6. What the available sources do not settle
Available sources do not provide a single, definitive count of “excess deaths under Trump vs. Biden” that adjusts for differing term lengths, age structure, regional variation and non‑COVID causes. No source in the provided set offers a fully normalized comparison that answers “how many excess deaths occurred in the US during the Trump administration compared with the Biden administration” after controlling for time and demographic factors; current reporting instead supplies raw splits, county‑level patterns and international excess‑death estimates [2] [1] [3].

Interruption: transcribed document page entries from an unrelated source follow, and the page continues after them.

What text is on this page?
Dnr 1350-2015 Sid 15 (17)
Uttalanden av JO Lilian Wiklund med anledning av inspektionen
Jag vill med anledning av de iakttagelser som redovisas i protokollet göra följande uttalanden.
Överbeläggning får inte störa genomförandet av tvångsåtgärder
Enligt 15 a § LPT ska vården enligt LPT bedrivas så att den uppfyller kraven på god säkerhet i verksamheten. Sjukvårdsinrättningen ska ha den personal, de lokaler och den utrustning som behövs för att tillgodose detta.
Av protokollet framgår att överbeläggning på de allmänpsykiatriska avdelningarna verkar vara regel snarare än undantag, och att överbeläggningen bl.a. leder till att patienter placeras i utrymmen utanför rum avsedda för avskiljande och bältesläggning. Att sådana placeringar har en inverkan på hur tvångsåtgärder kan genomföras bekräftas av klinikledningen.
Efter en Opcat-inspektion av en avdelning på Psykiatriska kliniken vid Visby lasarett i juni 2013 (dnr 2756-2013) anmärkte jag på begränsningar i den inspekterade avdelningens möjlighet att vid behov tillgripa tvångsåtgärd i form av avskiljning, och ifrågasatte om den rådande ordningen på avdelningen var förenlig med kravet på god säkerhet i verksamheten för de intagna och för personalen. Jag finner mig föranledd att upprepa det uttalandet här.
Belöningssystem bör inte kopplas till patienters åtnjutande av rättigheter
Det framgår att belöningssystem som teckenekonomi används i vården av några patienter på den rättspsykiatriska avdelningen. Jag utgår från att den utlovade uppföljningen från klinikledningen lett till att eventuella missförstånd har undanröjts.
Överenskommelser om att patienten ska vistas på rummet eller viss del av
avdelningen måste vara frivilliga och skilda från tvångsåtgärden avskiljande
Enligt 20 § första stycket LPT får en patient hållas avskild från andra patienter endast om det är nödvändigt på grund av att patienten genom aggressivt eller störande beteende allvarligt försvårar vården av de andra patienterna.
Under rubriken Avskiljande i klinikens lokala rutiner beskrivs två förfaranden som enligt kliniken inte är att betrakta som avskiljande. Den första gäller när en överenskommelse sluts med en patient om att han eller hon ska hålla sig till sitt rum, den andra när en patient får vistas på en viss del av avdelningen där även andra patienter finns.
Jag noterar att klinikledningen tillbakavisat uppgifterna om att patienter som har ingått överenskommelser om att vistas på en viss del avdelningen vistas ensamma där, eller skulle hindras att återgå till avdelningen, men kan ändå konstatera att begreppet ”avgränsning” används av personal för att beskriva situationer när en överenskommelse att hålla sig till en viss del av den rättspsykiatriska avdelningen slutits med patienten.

7. Bottom line for readers
Raw tallies show more COVID deaths accumulated during Biden’s time in office because the pandemic continued and large waves occurred after January 2021; county and vaccine‑uptake analyses show worse outcomes in many pro‑Trump areas, and broader excess‑death research documents a large U.S. mortality gap compared with peer countries that peaked in 2021 [1] [4] [3]. Determining “excess deaths attributable to one administration versus another” requires normalization for time, demographics and local conditions — a calculation not present in the cited reporting [2] [3].